We explore ‘English’ architecture and gardens from royal court to cottage, including a critical walking tour of the exteriors of Selwyn College and the Sidgwick Site. Dating back to 1130, the Manor Hemingford Grey is reputedly the oldest inhabited house in England, its architecture and setting encapsulates the notion of the rural English home at one with its billowing, floriferous gardens. However, there is a more colourful, complex weave to the term ‘English’, which we will analyse when defining the houses and gardens of monarchs, grandees and talented citizens.
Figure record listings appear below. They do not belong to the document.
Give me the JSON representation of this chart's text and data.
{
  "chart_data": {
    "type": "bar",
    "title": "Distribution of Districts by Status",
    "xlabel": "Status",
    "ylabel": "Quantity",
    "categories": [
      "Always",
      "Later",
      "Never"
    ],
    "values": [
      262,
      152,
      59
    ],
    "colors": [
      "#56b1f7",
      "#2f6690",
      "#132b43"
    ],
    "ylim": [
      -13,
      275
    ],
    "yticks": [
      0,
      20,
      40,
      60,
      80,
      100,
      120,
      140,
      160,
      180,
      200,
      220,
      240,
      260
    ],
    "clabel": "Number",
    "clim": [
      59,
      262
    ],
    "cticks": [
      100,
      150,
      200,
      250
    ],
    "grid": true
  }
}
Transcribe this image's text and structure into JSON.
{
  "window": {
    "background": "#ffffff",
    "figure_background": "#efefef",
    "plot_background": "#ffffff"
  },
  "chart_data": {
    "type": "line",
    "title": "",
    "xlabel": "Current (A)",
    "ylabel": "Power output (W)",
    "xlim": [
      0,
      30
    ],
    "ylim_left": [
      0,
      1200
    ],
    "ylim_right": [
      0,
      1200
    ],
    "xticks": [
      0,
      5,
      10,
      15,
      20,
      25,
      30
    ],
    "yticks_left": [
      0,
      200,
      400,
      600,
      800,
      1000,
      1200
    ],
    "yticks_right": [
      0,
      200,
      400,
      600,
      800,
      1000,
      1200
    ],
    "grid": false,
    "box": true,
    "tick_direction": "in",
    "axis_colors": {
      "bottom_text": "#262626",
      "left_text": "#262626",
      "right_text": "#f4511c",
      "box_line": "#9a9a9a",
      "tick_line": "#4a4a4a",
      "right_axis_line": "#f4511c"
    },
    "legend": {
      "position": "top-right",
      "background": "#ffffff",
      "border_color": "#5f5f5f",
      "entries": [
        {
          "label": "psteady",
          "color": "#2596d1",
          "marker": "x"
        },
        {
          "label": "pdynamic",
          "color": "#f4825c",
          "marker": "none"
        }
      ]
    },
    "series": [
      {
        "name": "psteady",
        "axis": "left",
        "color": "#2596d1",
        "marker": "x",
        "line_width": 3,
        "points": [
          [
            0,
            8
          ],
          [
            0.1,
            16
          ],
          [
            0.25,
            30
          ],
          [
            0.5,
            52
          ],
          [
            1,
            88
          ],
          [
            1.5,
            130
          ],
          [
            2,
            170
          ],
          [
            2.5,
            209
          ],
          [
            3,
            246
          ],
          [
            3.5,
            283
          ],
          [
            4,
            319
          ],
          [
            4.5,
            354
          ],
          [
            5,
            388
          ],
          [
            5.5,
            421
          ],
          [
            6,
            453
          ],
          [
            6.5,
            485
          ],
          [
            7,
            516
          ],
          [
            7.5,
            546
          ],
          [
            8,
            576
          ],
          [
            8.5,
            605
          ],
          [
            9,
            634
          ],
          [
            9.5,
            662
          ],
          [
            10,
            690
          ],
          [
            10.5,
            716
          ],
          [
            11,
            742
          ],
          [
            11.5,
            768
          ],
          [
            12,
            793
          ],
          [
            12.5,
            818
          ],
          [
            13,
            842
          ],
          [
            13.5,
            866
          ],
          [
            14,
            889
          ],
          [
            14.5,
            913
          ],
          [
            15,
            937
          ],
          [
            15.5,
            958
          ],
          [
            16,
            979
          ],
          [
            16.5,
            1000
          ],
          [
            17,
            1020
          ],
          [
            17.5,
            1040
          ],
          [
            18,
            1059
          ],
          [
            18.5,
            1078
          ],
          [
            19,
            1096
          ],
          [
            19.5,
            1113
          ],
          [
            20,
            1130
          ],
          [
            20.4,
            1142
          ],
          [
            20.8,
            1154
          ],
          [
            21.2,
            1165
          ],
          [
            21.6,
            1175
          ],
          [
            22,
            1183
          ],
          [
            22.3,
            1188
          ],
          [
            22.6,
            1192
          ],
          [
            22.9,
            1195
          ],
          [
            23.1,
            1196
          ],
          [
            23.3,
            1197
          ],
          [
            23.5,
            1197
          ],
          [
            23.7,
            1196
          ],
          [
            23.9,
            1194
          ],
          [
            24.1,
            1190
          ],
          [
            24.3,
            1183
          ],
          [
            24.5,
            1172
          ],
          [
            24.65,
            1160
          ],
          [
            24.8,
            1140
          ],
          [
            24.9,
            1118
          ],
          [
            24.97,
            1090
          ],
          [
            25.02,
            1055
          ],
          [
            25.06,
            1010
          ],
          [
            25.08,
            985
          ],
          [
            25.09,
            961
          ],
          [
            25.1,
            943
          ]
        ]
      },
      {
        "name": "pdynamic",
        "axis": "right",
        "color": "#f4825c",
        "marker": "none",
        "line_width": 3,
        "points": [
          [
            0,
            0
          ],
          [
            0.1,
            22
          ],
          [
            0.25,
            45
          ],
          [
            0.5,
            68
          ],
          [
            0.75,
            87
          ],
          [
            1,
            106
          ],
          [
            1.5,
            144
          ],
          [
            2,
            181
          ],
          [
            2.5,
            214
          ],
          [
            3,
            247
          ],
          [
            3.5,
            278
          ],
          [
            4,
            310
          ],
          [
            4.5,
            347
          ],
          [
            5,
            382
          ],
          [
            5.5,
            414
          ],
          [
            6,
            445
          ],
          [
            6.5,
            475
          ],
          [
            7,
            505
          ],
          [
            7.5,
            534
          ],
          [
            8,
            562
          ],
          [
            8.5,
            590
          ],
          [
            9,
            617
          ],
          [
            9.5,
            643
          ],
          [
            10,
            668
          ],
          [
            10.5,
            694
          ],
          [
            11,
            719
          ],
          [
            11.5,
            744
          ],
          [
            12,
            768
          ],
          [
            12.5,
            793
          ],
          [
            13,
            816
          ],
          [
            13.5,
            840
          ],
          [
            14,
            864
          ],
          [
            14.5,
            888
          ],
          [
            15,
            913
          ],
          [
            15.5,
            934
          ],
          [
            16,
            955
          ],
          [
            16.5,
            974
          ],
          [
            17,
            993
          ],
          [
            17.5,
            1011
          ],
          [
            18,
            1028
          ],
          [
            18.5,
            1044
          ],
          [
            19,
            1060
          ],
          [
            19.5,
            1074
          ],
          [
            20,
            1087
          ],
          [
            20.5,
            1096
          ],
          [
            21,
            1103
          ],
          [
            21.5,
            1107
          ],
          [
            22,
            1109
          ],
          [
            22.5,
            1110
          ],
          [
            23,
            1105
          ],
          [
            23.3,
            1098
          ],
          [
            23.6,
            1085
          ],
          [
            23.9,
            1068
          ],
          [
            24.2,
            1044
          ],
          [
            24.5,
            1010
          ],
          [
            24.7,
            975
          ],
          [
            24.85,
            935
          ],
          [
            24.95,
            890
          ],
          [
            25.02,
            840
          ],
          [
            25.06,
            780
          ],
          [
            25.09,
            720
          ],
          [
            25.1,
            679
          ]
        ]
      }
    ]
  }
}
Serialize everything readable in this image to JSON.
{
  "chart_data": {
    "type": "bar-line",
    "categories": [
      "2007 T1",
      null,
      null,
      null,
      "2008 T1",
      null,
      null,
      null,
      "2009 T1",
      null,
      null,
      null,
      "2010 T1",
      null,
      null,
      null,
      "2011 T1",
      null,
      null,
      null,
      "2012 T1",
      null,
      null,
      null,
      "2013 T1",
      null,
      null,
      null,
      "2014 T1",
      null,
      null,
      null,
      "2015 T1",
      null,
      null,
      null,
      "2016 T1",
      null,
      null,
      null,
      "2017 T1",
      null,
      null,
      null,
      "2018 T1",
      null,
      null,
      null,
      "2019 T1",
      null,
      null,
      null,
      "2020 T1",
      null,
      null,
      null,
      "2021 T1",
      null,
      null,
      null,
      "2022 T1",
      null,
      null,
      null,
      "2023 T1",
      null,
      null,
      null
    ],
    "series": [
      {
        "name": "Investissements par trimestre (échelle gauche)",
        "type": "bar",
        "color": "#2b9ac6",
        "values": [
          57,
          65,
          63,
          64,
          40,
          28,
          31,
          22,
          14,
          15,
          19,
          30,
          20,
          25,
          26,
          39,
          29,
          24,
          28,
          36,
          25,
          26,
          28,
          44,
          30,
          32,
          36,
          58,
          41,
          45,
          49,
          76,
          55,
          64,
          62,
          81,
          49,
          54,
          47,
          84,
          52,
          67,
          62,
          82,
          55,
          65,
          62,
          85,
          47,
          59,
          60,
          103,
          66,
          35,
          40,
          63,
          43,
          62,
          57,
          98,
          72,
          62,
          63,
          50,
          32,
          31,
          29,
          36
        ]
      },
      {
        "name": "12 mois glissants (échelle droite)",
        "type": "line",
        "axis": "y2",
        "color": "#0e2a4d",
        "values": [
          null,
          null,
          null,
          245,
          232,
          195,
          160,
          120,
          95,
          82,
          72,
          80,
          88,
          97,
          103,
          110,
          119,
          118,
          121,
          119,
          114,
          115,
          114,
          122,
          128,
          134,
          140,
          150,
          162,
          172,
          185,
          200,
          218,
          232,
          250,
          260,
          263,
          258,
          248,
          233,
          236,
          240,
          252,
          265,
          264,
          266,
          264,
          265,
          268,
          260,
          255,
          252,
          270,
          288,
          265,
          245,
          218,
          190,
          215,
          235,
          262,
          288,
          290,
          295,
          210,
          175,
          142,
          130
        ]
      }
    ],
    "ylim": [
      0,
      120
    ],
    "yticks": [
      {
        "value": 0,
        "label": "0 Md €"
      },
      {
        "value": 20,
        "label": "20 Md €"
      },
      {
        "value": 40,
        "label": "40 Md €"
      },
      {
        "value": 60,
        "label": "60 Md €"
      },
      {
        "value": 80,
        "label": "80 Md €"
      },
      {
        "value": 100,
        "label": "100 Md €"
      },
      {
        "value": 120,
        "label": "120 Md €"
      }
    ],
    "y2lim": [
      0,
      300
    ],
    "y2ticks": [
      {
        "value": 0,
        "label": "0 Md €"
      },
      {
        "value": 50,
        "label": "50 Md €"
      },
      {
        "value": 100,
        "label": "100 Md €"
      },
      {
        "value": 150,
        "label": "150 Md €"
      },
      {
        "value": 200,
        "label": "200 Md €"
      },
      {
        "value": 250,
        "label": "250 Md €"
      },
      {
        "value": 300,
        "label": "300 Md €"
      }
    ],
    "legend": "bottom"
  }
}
Three lectures will contrast and compare royal domains: the power play of Henry VIII and William and Mary at Hampton Court Palace; the oriental excesses of the Prince Regent, later George IV and the Royal Pavilion, Brighton; and lastly traditional family values from Queen Victoria to Queen Elizabeth II that have shaped Buckingham Palace and its hidden London gardens. The sober Palladian architecture of Stourhead provides a suitably august house from which to explore its Saxon roots and sublime English classical landscape - the archetypical le jardin anglais. The vernacular materials of Gertrude Jekyll’s Munstead Wood, conversely, marry well with the borders of its quintessential English gardens. Twentieth-century ‘English Country House Style’ was defined by a Virginian, Nancy (Tree) Lancaster, at Kelmarsh Hall.
In all the aristocracy must not be forgotten. Vita Sackville-West, with her husband Harold Nicolson, transformed the wreckage of Sissinghurst Castle into an enduring icon of the English house and garden. For over three hundred years the Dukes of Devonshire have introduced innovative architecture and garden practice into their stately home and estate - Chatsworth.